SOLARIA JONICA VENDEMMIA 1959, IL MIRACOLO SI RIPETE

SOLARIA JONICA VENDEMMIA 1959, IL MIRACOLO SI RIPETE

Il piccolo miracolo sensoriale di emozioni visive, olfattive e gustative si ripete ancora una volta …
E’ l’ora della Solaria Jonica, un vino che per mille singolari circostanze è entrato nella leggenda enologica nazionale ed internazionale. Stiamo parlando, e degustando, un vino prodotto nel 1959, imbottigliato da poco e, anche per questo, ancora assolutamente integro e profondamente emozionante, dopo 55 anni!

SOLARIA JONICA VENDEMMIA 1959, IL MIRACOLO SI RIPETE
mercoledì 16 marzo l’assaggio di un vino di 57 anni Alle Volte Spazio – Via Cenisio, 62 – milano

La storia: comincia nel Salento, la prima “circostanza” di quest’avventura vinicola: l’incontro tra Antonio Ferrari, classe 1913, piccolo produttore e commerciante di uve e vini, come si usava allora, e quel vigneto di Primitivo nelle proprietà del Barone Bardoscia. Aveva già in mente un sogno, Antonio: dimostrare a tutti che da quelle uve meravigliose del sud, se sapientemente trasformate, poteva sgorgare un vino maestoso.
L’incontro deve essere stato forte tra i grappoli ancora turgidi per un’estate davvero straordinaria, come fu quella del 1959. Il piemontese Antonio (da Galliate) capì col puro intuito dell’esperto autodidatta che si trattava di un’annata davvero speciale e fece in modo che la vendemmia si protraesse ancora un pò, per raggiungere la maturazione ideale dell’uva. “Ancora un giorno”, azzardò infine: i contadini del luogo prevedevano che quella sera avrebbe piovuto molto. Antonio non poteva permettere una tale rovina e quella notte dormì sul sedile anteriore della sua “Millecento” beige per accorgersi, eventualmente, in tempo delle prime gocce sul parabrezza e allertare i vendemmiatori, radunati eccezionalmente per l’occasione in un casolare poco distante.
Fortunatamente non accadde nulla e la vendemmia si svolse alle prime luci dell’alba, forse prima. Acquistò tutto quel ben di Dio e, invece di rivenderlo, organizzò un trasporto speciale che, attraverso la vecchia SS.16, in quasi due giorni, portò le uve fino a Galliate, a casa sua. Invece di pigiare subito lasciò appassire quei chicchi ben oltre il tempo previsto dalle consuetudini. “Al momento della pigiatura —ricorda la figlia Gianangela, la maggiore — gli acini erano tanto appassiti da non riuscire a spremerli con la consueta pressa di cantina e si dovette procedere con lo storico e tradizionale metodo della gualcitura…coi piedi!”. E nemmeno volle imbottigliare subito: “Non è ancora il momento” disse. Sarebbe stato un mantra ripetuto
successivamente per decine di anni. Il tempo passava e quel vino ispessito e profumato passò dai fusti di castagno in vasche di cemento.
Antonio continuava la sua attività di piccolo produttore e commerciante e lasciava vedere d’essere del tutto dimentico di quel patto d’alleanza siglato in silenzio tra i filari di Primitivo, in un settembre rovente di tanti anni prima, quando il sole ed il caldo imperante avevano perfino sfinito il canto delle cicale!
Ma non era così. Quell’amore a prima vista rendeva discreto e geloso Antonio che nell’animo suo aveva ipotecato che, tra tanti suoi successi, quest’ultimo doveva essere il più grande, il più clamoroso!

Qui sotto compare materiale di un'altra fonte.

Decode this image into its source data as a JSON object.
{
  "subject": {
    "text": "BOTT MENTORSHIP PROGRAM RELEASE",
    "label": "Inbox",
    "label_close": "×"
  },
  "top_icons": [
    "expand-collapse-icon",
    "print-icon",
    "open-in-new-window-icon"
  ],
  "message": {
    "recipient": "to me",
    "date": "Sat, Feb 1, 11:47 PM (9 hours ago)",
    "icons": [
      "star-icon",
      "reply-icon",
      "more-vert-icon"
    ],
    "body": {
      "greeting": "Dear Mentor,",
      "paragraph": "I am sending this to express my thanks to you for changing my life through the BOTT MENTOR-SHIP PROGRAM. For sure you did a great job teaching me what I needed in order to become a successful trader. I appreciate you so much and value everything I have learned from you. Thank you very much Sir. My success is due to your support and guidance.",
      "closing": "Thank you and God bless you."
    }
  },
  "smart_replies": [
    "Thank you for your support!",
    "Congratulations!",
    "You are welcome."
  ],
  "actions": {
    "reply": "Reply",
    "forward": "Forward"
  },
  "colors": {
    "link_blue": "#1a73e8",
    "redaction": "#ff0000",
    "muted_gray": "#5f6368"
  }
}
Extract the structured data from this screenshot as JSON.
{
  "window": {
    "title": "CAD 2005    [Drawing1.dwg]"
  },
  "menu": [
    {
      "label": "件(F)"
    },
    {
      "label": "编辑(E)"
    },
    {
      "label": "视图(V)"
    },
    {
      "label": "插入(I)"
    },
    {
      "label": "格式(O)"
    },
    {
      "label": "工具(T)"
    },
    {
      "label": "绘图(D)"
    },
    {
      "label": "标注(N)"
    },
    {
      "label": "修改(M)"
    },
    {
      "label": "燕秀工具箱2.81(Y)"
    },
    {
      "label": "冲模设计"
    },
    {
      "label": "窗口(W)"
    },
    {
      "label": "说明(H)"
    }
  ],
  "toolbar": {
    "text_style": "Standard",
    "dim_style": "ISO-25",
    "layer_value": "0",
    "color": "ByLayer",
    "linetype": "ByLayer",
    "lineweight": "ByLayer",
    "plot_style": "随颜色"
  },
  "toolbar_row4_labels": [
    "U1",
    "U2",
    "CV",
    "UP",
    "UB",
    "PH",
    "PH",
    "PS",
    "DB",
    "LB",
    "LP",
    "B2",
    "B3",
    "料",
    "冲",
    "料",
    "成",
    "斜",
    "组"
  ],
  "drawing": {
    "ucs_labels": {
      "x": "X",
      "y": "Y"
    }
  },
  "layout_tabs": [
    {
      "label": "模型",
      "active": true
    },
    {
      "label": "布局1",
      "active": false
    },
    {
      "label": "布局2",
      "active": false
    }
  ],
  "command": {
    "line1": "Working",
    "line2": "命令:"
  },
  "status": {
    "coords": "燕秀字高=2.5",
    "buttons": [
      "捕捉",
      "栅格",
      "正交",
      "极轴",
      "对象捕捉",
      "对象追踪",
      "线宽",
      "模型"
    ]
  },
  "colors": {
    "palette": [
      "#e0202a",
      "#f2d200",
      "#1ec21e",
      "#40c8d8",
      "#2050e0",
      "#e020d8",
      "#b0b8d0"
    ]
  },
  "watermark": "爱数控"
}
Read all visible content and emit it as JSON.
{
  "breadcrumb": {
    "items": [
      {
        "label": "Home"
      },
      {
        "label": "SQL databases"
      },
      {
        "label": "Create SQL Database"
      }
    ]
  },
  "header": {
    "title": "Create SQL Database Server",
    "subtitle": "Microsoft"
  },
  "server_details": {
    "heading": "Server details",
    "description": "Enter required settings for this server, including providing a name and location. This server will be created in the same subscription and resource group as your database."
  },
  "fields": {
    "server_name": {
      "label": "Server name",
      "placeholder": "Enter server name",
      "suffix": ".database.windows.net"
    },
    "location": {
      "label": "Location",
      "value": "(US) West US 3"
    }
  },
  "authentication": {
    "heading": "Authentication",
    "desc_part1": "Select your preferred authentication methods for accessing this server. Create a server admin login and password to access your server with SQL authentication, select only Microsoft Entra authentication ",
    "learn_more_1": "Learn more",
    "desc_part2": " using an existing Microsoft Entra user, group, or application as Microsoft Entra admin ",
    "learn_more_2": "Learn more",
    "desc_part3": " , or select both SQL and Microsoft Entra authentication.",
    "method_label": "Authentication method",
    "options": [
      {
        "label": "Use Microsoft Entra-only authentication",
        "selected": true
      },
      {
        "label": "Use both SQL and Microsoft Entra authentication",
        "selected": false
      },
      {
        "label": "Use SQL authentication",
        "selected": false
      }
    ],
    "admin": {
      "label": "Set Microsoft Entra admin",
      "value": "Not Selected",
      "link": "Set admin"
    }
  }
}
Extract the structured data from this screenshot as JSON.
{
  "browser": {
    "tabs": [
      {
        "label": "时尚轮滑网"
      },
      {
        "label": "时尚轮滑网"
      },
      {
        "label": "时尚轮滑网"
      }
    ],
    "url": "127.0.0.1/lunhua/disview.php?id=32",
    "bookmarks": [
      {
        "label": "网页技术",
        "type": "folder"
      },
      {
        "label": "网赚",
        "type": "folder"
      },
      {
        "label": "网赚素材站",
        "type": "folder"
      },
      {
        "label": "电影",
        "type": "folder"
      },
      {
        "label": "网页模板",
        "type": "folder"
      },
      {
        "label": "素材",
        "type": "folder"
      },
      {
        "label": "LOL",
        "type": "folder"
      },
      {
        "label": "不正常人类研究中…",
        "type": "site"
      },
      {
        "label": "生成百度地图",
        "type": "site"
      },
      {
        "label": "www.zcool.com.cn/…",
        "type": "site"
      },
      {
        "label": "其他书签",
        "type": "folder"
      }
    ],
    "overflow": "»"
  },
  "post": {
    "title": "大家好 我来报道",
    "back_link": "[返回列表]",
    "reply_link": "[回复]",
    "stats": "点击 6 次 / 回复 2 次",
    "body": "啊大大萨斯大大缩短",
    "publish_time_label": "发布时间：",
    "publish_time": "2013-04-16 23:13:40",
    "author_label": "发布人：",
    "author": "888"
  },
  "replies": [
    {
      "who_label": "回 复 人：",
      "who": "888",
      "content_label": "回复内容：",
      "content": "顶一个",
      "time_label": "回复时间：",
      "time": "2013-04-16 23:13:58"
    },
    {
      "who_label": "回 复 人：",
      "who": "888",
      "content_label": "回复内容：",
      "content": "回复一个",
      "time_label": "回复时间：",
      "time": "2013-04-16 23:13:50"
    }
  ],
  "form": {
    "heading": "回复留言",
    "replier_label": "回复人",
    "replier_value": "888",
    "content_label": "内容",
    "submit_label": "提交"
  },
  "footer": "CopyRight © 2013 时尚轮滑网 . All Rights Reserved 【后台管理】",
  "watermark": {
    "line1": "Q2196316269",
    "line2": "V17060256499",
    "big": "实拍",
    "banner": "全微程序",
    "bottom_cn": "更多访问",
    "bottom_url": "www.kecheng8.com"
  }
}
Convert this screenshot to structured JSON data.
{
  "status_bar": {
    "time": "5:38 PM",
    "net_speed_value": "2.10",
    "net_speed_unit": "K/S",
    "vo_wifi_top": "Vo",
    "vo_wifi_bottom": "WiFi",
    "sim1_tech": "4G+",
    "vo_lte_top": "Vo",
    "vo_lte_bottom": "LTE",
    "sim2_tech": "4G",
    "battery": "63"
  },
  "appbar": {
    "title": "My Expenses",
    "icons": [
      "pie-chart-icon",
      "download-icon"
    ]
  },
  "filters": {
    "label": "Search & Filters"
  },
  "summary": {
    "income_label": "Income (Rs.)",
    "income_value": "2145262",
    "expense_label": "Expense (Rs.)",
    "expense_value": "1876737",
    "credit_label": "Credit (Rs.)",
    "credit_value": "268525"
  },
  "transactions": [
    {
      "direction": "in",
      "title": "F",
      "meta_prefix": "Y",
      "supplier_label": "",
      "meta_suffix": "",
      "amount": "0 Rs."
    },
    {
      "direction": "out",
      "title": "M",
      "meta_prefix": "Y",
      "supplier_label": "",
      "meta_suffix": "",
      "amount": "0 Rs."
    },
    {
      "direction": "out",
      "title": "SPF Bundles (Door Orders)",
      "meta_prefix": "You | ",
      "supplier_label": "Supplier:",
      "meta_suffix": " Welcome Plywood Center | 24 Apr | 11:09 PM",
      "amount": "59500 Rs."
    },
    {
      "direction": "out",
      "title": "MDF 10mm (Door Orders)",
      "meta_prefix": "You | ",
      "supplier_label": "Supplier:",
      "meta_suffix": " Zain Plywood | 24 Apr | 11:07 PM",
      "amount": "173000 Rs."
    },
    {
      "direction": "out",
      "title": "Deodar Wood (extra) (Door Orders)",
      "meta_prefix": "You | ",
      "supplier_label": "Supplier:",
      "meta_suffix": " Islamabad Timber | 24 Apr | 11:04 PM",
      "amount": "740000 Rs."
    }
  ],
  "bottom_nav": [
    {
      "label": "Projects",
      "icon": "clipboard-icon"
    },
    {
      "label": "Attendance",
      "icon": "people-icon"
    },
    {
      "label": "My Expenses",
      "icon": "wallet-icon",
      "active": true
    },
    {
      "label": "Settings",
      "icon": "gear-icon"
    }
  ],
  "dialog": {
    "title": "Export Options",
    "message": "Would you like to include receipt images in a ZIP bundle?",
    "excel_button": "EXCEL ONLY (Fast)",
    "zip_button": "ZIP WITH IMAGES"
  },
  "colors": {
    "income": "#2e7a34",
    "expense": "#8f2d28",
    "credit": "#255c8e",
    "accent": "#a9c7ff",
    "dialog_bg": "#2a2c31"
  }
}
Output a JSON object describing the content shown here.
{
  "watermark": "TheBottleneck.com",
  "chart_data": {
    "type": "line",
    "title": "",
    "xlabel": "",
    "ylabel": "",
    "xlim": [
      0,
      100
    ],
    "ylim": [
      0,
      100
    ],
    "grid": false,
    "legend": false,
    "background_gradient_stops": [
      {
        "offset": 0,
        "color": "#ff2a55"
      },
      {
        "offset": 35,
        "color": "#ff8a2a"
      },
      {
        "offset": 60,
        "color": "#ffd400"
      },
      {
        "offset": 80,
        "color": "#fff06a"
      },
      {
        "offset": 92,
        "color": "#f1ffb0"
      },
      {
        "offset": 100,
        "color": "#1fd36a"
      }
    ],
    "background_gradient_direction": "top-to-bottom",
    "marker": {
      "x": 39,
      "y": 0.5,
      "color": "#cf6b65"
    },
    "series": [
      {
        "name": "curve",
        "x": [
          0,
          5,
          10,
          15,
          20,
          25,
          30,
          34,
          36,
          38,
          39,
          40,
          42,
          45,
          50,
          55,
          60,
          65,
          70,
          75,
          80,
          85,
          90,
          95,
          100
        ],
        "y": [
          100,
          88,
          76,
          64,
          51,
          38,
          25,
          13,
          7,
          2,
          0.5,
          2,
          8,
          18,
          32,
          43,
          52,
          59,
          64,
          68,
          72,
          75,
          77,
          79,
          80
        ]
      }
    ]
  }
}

Passarono più di quarant’anni e “quando giunse il tempo” Antonio decise, con intuito maieutico, di far “nascere” quel vino. Fu il matrimonio della figlia minore, nei primi anni duemila, ad ispirarlo.

Racconta Gianangela: “Quando lo versammo ci accorgemmo subito che eravamo di fronte a qualcosa di eccezionale”. Aveva finalmente rivisto la luce del sole quello che poi sarà battezzato col bel nome evocativo di “Solaria Jonica”.
La degustazione: per rispetto del vino, di Antonio e per saggezza, il vino va versato e decantato per un po’, ma suggerirei di non perdere (almeno a livello olfattivo) le varie fasi evolutive di ossigenazione che nei minuti si susseguono.
Nel calice la Solaria appare scura scura, ricorda proprio il colore del caffè, con quella leggera e tipica torbidità; ha poderosi estratti, la sua densità è notevole, entusiasmante. Questa crema di vino antico richiama alla mente certi densissimi Malaga. Eccezionale in concentrazione anche al naso, con evidenti note di cacao, liquirizia, amaretto, frutta secca che si aprono e si presentano col passare dei minuti.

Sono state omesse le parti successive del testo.